GT goes back to the future with former Bauhaus/Love and Rockets bassist David J
Throughout his years as bassist for the late ’70s/early ’80s English art rock band Bauhaus, David J maintained a somewhat spectral presence, shrouded in tonal murk, his eyes constantly eclipsed by a pair of shades. But when he emerged from the shadows as a member of Love and Rockets, the light of day revealed him to be one of alternative rock’s most likeable characters, sporting an alien hipness, vaguely C-3PO-ish features and an Alan Watts-like blend of wisdom and intellect. Songs like “Kundalini Express” and “No New Tale to Tell” were clearly the products of a lysergically expanded mind, but this wasn’t your mother’s psychedelia—J’s version of transcendentalism sounded not just cutting-edge, but often futuristic. This “back to the future” effect has been an integral part of J’s art since he sounded the first morbid bass note of Bauhaus’ 1979 debut single, “Bela Lugosi’s Dead,” thus summoning the gothic aesthetic to rise from its crypt and shape-shift into a 20th-century guise. To this day, “Bela” is the closest thing the neo-gothic movement has to a national anthem. J, however, finds his status as one of Goth’s founding fathers somewhat ironic.
“It’s funny,” the 50-year-old musician comments in his polite Northampton accent, “because stylistically, [the gothic style] is so contradictory to our [group’s] original perception of the band Bauhaus, which was like the Bauhaus movement [a 1920s and ‘30s style of German expressionist art], and that’s the opposite of the gothic in that there’s nothing extraneous, nothing superfluous about it; everything is designed in its most stark manifestation. Of course, the gothic is all over-the-top and opulent in its extremity, you know?”

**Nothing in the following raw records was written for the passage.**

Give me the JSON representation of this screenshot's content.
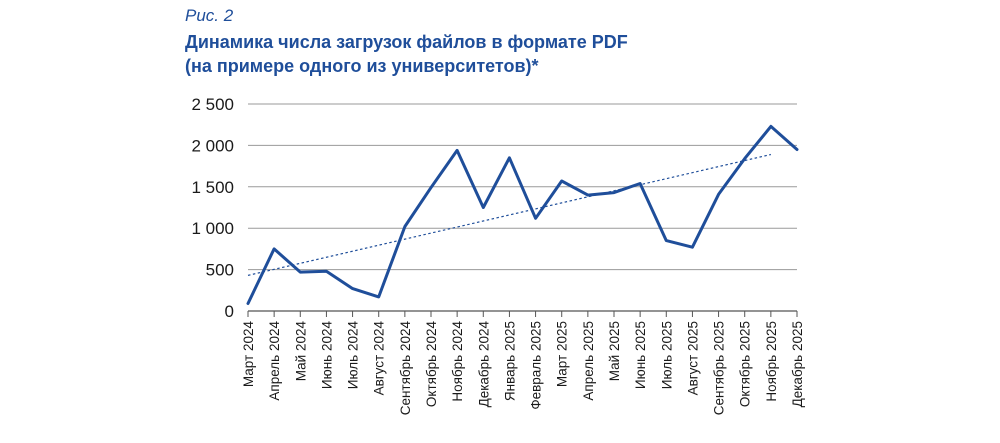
{
  "figure_label": "Рис. 2",
  "chart_data": {
    "type": "line",
    "title_line1": "Динамика числа загрузок файлов в формате PDF",
    "title_line2": "(на примере одного из университетов)*",
    "xlabel": "",
    "ylabel": "",
    "ylim": [
      0,
      2500
    ],
    "yticks": [
      0,
      500,
      1000,
      1500,
      2000,
      2500
    ],
    "ytick_labels": [
      "0",
      "500",
      "1 000",
      "1 500",
      "2 000",
      "2 500"
    ],
    "grid": true,
    "categories": [
      "Март 2024",
      "Апрель 2024",
      "Май 2024",
      "Июнь 2024",
      "Июль 2024",
      "Август 2024",
      "Сентябрь 2024",
      "Октябрь 2024",
      "Ноябрь 2024",
      "Декабрь 2024",
      "Январь 2025",
      "Февраль 2025",
      "Март 2025",
      "Апрель 2025",
      "Май 2025",
      "Июнь 2025",
      "Июль 2025",
      "Август 2025",
      "Сентябрь 2025",
      "Октябрь 2025",
      "Ноябрь 2025",
      "Декабрь 2025"
    ],
    "series": [
      {
        "values": [
          90,
          750,
          470,
          480,
          270,
          170,
          1020,
          1490,
          1940,
          1250,
          1850,
          1120,
          1570,
          1400,
          1430,
          1540,
          850,
          770,
          1410,
          1840,
          2230,
          1950
        ],
        "color": "#1f4e9a"
      }
    ],
    "trendline": {
      "style": "dotted",
      "start": 430,
      "end": 1890,
      "color": "#1f4e9a"
    }
  }
}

In recent years, J has once again done his part to bring 1920s Germany back in vogue by way of Cabaret Oscuro, a project that puts a contemporary spin on Berlin cabaret. Much as the gothic ethos made a comeback in the ’80s, cabaret has been enjoying a renaissance here in the double-Os in the form of presentations like Cabaret Oscuro, Marilyn Manson’s The Golden Age of Grotesque and the “Brechtian punk cabaret” of the Boston duo The Dresden Dolls. J sees the merging of cabaret with more contemporary styles—particularly punk—as a logical evolution.

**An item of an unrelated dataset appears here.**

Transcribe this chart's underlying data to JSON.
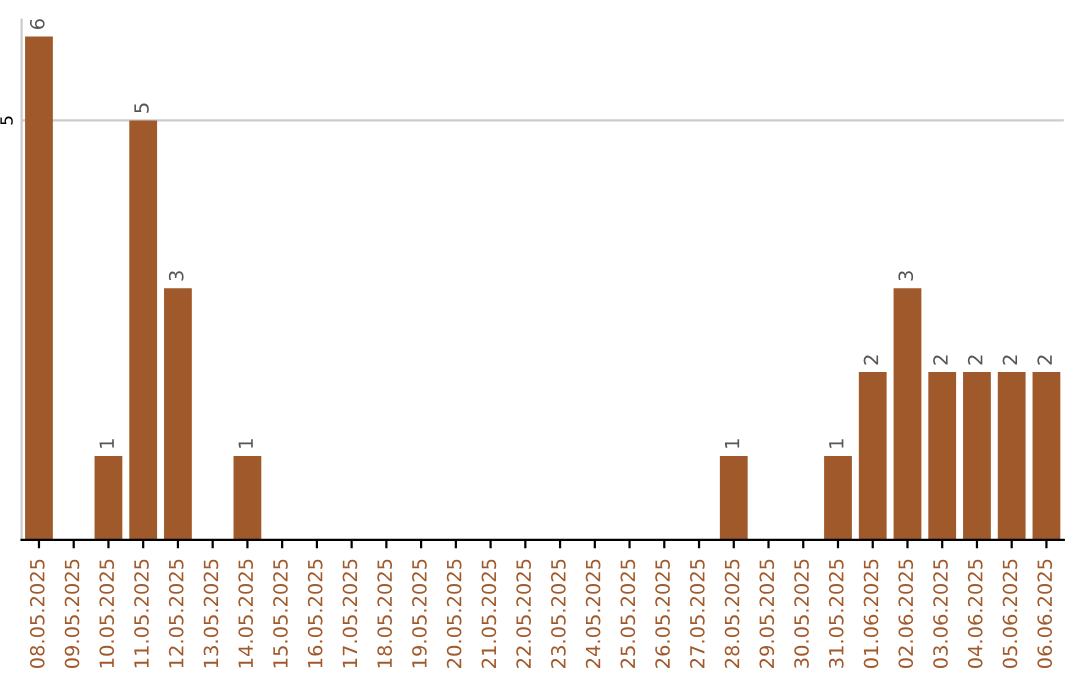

“You see, [cabaret] was a product of the political and social environment at that time, inasmuch as in Weimar, before the war, it was railing against the fascists, and it was criticizing that whole political movement in a very sardonic, satirical way,” the singer offers. “When punk happened, it was doing the same. It had a social context and a political context that was vital to its form.”
J comes to the Kuumbwa this Sunday to play songs from throughout his career. He shares the bill with former Concrete Blonde vocalist Johnette Napolitano (johnettenapolitano.com). In keeping with his habit of juxtaposing the contemporary with the historical, he plans to play a cover of The Clash’s “Straight to Hell” featuring accompanist Kenny Annis on the sarod, an instrument commonly used in Indian classical music.

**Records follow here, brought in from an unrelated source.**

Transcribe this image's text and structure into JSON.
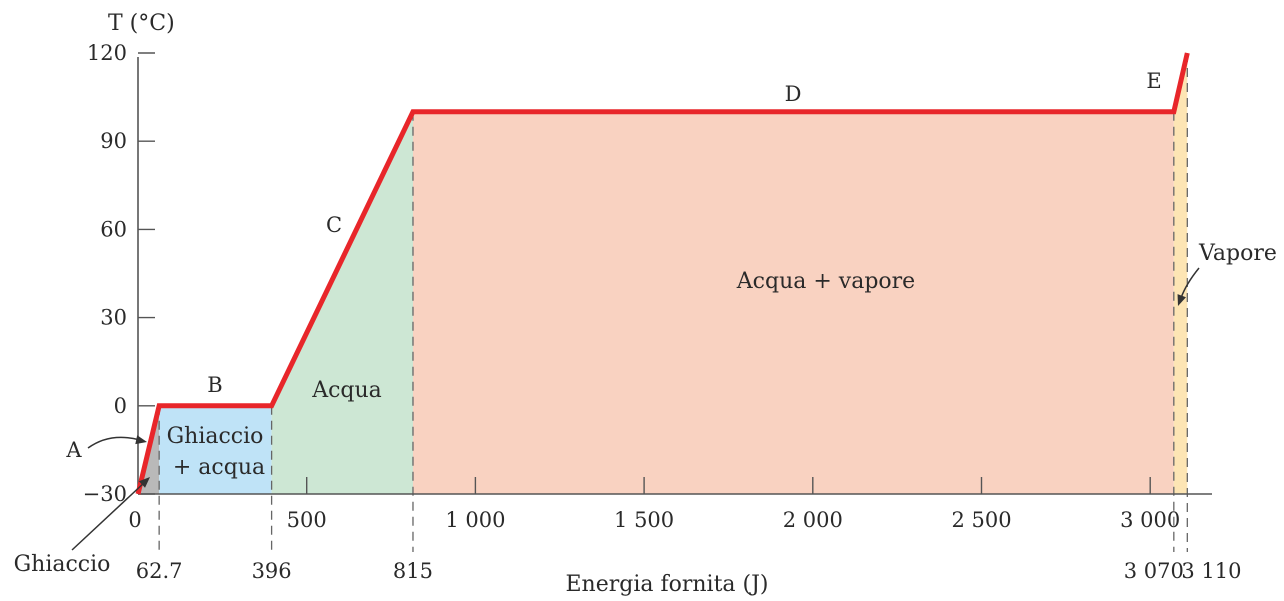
{
  "chart_data": {
    "type": "line",
    "xlabel": "Energia fornita (J)",
    "ylabel": "T (°C)",
    "xlim": [
      0,
      3200
    ],
    "ylim": [
      -30,
      120
    ],
    "x_ticks": [
      {
        "value": 0,
        "label": "0"
      },
      {
        "value": 500,
        "label": "500"
      },
      {
        "value": 1000,
        "label": "1 000"
      },
      {
        "value": 1500,
        "label": "1 500"
      },
      {
        "value": 2000,
        "label": "2 000"
      },
      {
        "value": 2500,
        "label": "2 500"
      },
      {
        "value": 3000,
        "label": "3 000"
      }
    ],
    "y_ticks": [
      {
        "value": -30,
        "label": "−30"
      },
      {
        "value": 0,
        "label": "0"
      },
      {
        "value": 30,
        "label": "30"
      },
      {
        "value": 60,
        "label": "60"
      },
      {
        "value": 90,
        "label": "90"
      },
      {
        "value": 120,
        "label": "120"
      }
    ],
    "series": [
      {
        "x": [
          0,
          62.7,
          396,
          815,
          3070,
          3110
        ],
        "y": [
          -30,
          0,
          0,
          100,
          100,
          120
        ],
        "color": "#e8262a"
      }
    ],
    "marked_x": [
      {
        "value": 62.7,
        "label": "62.7"
      },
      {
        "value": 396,
        "label": "396"
      },
      {
        "value": 815,
        "label": "815"
      },
      {
        "value": 3070,
        "label": "3 070"
      },
      {
        "value": 3110,
        "label": "3 110"
      }
    ],
    "segment_labels": [
      {
        "text": "A",
        "x": 31
      },
      {
        "text": "B",
        "x": 229
      },
      {
        "text": "C",
        "x": 605
      },
      {
        "text": "D",
        "x": 1943
      },
      {
        "text": "E",
        "x": 3090
      }
    ],
    "regions": [
      {
        "x0": 0,
        "x1": 62.7,
        "color": "#b9b9b9",
        "label": "Ghiaccio"
      },
      {
        "x0": 62.7,
        "x1": 396,
        "color": "#bfe3f7",
        "label_lines": [
          "Ghiaccio",
          "+ acqua"
        ]
      },
      {
        "x0": 396,
        "x1": 815,
        "color": "#cde7d4",
        "label": "Acqua"
      },
      {
        "x0": 815,
        "x1": 3070,
        "color": "#f9d2c1",
        "label": "Acqua + vapore"
      },
      {
        "x0": 3070,
        "x1": 3110,
        "color": "#fde5b4",
        "label": "Vapore"
      }
    ]
  }
}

When not busy making his own music (www.davidjonline.com), J has recently been DJing, producing albums by artists like Michael de Winter (www.myspace.com/minus12) and Vinsantos (alightawakeinside.com) and playing in the ambient/experimental ensemble THREE (myspace.com/evocations). And, in yet another retro-modern maneuver, he’s been writing, directing and producing the play “Silver for Gold: The Odyssey of Edie Sedgwick,” set to premiere in L.A. in early 2008. “It’s Edie [an actress in many of Andy Warhol’s films] as Persephone from the Greek myth, and it’s her odyssey told in mythic terms,” he explains.
As will surely come to the dark delight of alt-rock fans worldwide, J also recently convened with the other members of Bauhaus to record the band’s first album of new material since 1983. Titled Go Away White, it’s tentatively slated for release in March of next year.
Now that’s history to look forward to.